Interpretive Summary: Lactic acid has long been used by the food industry as an additive for preservation, flavor, and acidity. Recently, it has gained popularity for the manufacture of environmentally friendly products which include the biodegradable plastic, poly-lactic acid (PLA), and the chlorine-free solvent, ethyl lactate. Lactic acid is typically made by microorganisms that are able to convert or ferment sugars obtained from agricultural crops, such as corn. The lactic acid market for the U.S. is currently about 50,000 tons/yr and could increase substantially if the market for PLA develops as expected. Fermentations with the fungus Rhizopus are often preferred because the quality of the final product is superior to that obtained by bacterial fermentations. Furthermore, this organism produces lactic acid in the chemical form that is more desirable for making PLA. We have isolated and characterized two genes from Rhizopus that are involved in the production of lactic acid. This is the first description of these kinds of genes ever found in a fungus. The same type of genes have been extensively studied in animal, plant, and bacteria, so this work is expected to fill a significant void. Our work demonstrates how these genes function in Rhizopus to convert sugars into lactic acid. Additionally, this discovery will allow us to modify and re-introduce the genes back into Rhizopus in an attempt to improve the rate at which the organism produces lactic acid.

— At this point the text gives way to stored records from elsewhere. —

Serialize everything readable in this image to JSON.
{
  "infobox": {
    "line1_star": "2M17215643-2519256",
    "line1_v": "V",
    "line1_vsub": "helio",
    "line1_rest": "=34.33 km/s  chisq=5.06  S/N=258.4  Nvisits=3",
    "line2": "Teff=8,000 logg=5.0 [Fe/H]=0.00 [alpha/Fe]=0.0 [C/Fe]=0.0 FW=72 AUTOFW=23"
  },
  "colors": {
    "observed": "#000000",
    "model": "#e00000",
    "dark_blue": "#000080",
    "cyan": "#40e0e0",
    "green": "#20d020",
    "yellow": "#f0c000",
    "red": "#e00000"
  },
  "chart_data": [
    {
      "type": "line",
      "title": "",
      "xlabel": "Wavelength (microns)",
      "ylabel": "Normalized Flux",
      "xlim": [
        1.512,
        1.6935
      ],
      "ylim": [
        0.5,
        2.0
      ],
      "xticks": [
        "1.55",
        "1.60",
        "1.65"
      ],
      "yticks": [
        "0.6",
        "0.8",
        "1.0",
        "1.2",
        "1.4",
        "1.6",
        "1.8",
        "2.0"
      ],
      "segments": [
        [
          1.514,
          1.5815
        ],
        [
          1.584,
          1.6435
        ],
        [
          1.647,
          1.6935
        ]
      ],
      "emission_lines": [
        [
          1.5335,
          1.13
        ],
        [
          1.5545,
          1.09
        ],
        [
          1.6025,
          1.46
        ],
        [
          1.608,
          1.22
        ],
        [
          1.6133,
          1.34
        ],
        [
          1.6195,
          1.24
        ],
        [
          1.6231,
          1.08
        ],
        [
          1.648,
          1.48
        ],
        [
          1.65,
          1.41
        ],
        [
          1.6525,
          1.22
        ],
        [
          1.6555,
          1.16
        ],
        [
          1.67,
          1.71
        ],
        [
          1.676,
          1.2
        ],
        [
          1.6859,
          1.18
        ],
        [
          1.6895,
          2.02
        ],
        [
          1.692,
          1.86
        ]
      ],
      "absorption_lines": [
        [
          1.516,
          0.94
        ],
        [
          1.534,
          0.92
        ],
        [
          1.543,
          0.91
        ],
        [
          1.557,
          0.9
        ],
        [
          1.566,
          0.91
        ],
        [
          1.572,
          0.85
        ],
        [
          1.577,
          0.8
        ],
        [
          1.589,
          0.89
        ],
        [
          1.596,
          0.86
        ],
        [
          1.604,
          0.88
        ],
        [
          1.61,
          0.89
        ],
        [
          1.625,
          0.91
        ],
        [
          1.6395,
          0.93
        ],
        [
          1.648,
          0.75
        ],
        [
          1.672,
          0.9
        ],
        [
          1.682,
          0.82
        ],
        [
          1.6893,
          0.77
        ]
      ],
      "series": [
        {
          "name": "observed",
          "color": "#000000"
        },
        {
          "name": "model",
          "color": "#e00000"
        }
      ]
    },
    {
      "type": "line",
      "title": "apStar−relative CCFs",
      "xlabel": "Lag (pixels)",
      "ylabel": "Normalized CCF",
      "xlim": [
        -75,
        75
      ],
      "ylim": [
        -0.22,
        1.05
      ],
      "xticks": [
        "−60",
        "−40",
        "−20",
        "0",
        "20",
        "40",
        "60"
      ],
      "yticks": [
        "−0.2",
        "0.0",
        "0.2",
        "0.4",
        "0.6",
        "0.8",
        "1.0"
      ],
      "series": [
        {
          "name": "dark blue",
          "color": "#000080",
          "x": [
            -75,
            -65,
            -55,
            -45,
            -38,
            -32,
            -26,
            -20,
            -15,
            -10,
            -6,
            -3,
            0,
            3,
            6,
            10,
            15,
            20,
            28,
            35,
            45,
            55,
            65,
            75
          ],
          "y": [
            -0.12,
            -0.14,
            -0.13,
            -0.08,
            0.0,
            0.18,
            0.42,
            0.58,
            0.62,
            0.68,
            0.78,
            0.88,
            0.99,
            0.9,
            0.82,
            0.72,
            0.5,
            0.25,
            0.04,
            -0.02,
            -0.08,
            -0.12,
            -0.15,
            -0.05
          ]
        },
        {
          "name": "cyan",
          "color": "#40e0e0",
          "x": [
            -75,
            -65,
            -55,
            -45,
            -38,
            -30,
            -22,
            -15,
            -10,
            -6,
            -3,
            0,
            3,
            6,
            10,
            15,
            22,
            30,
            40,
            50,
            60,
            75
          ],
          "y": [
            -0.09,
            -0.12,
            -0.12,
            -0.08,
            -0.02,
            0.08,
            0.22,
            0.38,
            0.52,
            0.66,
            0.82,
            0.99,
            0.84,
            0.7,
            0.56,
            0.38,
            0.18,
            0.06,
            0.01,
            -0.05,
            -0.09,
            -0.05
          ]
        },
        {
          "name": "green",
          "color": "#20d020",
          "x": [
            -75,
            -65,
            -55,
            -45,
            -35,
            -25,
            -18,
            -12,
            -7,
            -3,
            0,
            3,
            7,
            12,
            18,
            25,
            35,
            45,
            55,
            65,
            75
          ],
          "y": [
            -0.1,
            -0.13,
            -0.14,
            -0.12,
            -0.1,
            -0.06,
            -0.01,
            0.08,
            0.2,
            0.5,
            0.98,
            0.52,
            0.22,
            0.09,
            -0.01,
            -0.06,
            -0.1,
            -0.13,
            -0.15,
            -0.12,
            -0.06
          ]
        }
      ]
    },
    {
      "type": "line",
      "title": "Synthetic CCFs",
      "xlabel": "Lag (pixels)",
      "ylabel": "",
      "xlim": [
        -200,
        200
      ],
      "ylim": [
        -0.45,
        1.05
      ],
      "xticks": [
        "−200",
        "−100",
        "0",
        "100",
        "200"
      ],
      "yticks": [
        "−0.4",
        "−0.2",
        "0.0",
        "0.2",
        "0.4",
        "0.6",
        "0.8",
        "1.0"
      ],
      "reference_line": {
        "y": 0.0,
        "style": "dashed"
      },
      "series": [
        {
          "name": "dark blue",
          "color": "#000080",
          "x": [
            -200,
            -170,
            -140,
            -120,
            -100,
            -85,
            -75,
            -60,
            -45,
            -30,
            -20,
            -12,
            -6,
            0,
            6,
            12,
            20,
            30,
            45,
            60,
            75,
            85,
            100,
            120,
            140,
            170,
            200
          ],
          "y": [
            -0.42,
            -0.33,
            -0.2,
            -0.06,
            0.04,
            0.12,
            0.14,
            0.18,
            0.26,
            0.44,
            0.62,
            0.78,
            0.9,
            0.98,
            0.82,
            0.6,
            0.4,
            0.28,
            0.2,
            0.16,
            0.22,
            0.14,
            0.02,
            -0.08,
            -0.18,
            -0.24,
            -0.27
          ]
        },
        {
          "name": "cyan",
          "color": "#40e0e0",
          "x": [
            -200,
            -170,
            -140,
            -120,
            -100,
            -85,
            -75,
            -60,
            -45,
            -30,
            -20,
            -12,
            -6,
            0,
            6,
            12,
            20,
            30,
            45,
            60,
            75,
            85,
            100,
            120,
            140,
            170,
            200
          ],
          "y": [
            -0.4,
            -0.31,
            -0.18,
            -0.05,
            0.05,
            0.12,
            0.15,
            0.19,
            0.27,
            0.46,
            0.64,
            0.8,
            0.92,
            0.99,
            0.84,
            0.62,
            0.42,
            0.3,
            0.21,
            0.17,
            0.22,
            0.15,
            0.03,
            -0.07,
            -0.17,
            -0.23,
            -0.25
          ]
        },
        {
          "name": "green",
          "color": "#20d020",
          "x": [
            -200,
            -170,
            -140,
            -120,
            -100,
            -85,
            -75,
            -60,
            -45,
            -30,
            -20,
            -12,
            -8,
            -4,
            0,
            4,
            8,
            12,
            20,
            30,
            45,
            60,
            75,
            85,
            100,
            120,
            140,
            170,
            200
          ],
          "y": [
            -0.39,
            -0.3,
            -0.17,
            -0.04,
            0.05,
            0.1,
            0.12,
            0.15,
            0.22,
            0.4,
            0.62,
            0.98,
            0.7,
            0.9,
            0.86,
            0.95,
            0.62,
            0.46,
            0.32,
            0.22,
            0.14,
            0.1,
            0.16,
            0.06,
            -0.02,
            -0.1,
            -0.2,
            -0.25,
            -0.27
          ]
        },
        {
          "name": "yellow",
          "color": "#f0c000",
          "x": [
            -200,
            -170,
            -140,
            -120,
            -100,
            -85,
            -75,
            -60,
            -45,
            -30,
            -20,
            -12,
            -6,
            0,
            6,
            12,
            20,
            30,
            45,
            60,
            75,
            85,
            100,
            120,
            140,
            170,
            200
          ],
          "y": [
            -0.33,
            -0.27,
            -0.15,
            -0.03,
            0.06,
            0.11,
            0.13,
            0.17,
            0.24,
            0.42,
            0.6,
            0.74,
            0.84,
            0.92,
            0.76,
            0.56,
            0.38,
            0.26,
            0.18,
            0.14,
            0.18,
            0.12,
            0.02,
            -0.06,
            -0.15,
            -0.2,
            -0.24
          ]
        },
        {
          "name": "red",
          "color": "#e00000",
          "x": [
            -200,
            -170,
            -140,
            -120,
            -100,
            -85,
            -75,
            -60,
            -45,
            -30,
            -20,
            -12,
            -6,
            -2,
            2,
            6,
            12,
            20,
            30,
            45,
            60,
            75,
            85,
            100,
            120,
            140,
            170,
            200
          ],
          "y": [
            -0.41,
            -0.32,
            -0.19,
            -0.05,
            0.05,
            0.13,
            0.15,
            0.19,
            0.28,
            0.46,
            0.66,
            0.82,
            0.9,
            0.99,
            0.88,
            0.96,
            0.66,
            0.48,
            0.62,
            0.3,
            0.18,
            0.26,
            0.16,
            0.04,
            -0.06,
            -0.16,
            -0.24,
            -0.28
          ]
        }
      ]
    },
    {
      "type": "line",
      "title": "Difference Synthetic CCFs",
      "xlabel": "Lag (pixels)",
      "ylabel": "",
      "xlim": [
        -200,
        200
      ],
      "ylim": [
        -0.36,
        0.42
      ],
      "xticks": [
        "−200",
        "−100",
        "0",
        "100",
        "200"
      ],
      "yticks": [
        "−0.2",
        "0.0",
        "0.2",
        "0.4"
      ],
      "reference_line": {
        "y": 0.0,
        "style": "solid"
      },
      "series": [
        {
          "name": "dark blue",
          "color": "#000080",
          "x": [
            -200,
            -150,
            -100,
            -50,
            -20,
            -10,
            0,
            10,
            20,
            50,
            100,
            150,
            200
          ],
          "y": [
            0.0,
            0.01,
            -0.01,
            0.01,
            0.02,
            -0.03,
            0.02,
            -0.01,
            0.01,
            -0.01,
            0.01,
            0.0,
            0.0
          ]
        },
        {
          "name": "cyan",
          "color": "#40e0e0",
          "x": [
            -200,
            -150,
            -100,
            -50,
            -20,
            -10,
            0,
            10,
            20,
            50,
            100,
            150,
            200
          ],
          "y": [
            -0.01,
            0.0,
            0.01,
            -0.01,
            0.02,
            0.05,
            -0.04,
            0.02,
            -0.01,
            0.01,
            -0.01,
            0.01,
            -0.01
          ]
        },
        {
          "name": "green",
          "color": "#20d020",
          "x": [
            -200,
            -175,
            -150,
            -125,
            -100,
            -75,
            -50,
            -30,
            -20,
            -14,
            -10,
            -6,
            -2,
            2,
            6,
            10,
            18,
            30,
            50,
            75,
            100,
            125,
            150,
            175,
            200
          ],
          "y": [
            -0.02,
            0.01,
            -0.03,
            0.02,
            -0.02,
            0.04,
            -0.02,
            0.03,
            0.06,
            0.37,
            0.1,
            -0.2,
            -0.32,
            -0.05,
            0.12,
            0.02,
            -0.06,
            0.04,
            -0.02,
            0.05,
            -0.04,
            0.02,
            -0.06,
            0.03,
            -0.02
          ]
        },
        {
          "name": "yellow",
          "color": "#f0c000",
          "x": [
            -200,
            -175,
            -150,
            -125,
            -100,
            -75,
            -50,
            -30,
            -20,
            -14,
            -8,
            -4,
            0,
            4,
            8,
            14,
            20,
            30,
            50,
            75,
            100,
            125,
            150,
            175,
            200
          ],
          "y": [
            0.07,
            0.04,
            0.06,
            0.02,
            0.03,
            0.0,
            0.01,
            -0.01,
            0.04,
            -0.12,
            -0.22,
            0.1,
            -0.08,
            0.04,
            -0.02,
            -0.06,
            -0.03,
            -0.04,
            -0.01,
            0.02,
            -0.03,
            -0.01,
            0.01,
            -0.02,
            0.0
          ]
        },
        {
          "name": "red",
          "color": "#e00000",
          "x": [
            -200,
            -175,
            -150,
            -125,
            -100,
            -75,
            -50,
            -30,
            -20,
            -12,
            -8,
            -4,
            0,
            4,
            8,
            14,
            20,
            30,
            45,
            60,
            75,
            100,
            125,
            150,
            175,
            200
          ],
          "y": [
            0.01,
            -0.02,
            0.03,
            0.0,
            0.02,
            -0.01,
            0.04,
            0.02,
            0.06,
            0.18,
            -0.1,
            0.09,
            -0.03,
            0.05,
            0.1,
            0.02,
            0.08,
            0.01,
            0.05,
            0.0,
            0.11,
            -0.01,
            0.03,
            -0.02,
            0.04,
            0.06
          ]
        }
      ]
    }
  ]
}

Technical Abstract: Two genes, ldhA and ldhB, coding for NAD+ dependent L-lactate dehydrogenase (LDH, EC have been isolated from the fungus Rhizopus oryzae. Sequence comparisons from genomic DNA and cDNA show that there are no introns present in either gene. The ldhA and ldhB are very similar with greater than 90% identity. However, they are very distinct from other lactate dehydrogenase with the greatest similarity being shared with two LDH in the Thermus/Deinococcus group with only a 42% similarity in protein sequence. Amino acid sequence analysis of the LdhA protein isolated from R. oryzae during lactic acid production confirmed that the ldhA codes for a 36 Kda protein involved in the conversion of pyruvate to lactate. Production of LdhA was highest in glucose containing medium, followed by xylose and trehalose, which are all capable of being fermented to lactic acid. Transcript from ldhB could not be detected in any of these sugars but was present when R. oryzae was grown in glycerol, ethanol, and lactate Zymogram analysis of protein extracts from these cultures demonstrated the presence of an NAD+ dependent LDH capable of converting L-lactate to pyruvate, suggesting a relationship to ldhB. Both genes were capable of complementing Escherichia coli (ldhA, pfl) mutants, such that they could grow anaerobically and produce lactic acid.